Long-term responsibility

In the mail today I received two things that are different, but similar. On the left is my membership card for the Long Now Foundation. On the right is a packet of Ivan tomato seeds from Victory Gardeners.

A line from Stewart Brand about the Long Now /about page: "The point is to explore whatever may be helpful for thinking, understanding, and acting responsibly over long periods of time."

And a line from Victory Gardeners: "We save local family heirlooms from extinction bringing these hardy cultivars to the seed banks, the marketplace and people’s tables."

Long-term responsibility—it's an important consideration. It's a healthy way to behave. It's a worthy mission. Long-term responsibility is what these two items have in common, in their own ways. Long Now promotes it as a way of thinking; Victory Gardeners promote it as a way of planting or eating.

It's not the same thing as the quixotic drive to expand the human lifespan to who knows when—I understand the feeling, to some degree, but I don't share the drive. It's not as healthy. Living forever implies that you might be there to clean up after yourself; long-term responsibility implies being mindful of what you're doing now and how that decision might propagate into the future, well out of your span of control. Heirloom seeds are a complement of that—plant varieties, created and natural, could disappear from existence without some thoughtful people intentionally saving them. You might not be there one day to plant them, but the seeds will be there as an option for someone else to plant. (So, a alternative definition maintenance might be: the conservation of future working options, or maybe optional working futures.)

This is also quixotic. So be it.

Is a future planted with esoteric saved things—seeds or ideas—more valuable than the alternative without them? It's not clear. The future doesn't even exist yet. When it does exist, we won't even be there for most of it, and what we save we won't be thanked for saving.

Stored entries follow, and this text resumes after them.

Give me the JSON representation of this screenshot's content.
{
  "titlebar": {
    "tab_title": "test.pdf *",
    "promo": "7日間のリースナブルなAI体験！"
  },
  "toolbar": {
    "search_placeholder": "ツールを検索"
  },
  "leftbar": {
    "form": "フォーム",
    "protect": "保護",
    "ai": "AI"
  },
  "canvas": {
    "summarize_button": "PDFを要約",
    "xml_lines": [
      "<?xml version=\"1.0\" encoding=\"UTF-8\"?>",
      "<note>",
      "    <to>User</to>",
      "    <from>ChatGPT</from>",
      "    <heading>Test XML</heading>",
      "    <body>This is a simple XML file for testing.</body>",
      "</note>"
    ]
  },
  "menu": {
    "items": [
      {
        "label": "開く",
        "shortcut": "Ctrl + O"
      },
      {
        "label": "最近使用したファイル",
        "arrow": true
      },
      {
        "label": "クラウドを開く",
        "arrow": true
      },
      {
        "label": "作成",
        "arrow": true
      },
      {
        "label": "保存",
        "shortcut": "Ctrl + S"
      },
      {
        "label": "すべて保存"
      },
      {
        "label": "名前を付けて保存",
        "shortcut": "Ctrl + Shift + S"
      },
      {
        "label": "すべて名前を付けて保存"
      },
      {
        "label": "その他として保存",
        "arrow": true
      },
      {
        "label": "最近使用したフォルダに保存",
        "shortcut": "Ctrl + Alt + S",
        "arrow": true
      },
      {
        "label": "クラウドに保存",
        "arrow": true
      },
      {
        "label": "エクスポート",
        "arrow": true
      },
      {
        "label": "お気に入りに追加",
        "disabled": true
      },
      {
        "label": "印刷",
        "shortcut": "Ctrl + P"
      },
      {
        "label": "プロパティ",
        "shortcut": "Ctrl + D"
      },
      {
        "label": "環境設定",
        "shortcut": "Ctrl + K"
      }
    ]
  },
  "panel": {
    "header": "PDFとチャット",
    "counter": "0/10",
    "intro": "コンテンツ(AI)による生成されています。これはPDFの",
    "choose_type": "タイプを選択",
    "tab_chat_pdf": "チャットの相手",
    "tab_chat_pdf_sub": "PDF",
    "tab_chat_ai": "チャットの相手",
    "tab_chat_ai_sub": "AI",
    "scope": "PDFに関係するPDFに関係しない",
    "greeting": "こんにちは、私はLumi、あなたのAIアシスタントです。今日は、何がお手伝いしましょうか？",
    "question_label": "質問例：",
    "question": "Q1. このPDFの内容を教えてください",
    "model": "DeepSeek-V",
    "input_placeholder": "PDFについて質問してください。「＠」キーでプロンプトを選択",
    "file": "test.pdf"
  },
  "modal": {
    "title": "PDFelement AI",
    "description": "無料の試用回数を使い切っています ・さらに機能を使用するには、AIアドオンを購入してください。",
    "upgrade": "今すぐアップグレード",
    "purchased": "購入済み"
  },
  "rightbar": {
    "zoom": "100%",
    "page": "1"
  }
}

The future is like the few remaining wilderness areas. It's not valuable, and it's not useful. It's just there. It's an abstract gift that I've found valuable, saved for me by the chance or choice of countless others that I'll never know—a gift that cannot be created, only destroyed or not destroyed. Even the now feels a little larger and richer for having decided to maintain a possible future.


A similar thought, but closer to ourselves::

We are so used to the notion of our own inevitability as life’s dominant species that it is hard to grasp that we are here only because of timely extraterrestrial bangs and other random flukes. The one thing we have in common with all other living things is that for nearly four billion years our ancestors have managed to slip through a series of closing doors every time we needed them to.

—Bill Bryson, A Short History of Nearly Everything (2003)

An alternative definition of maintenance: a keeper-open of doors.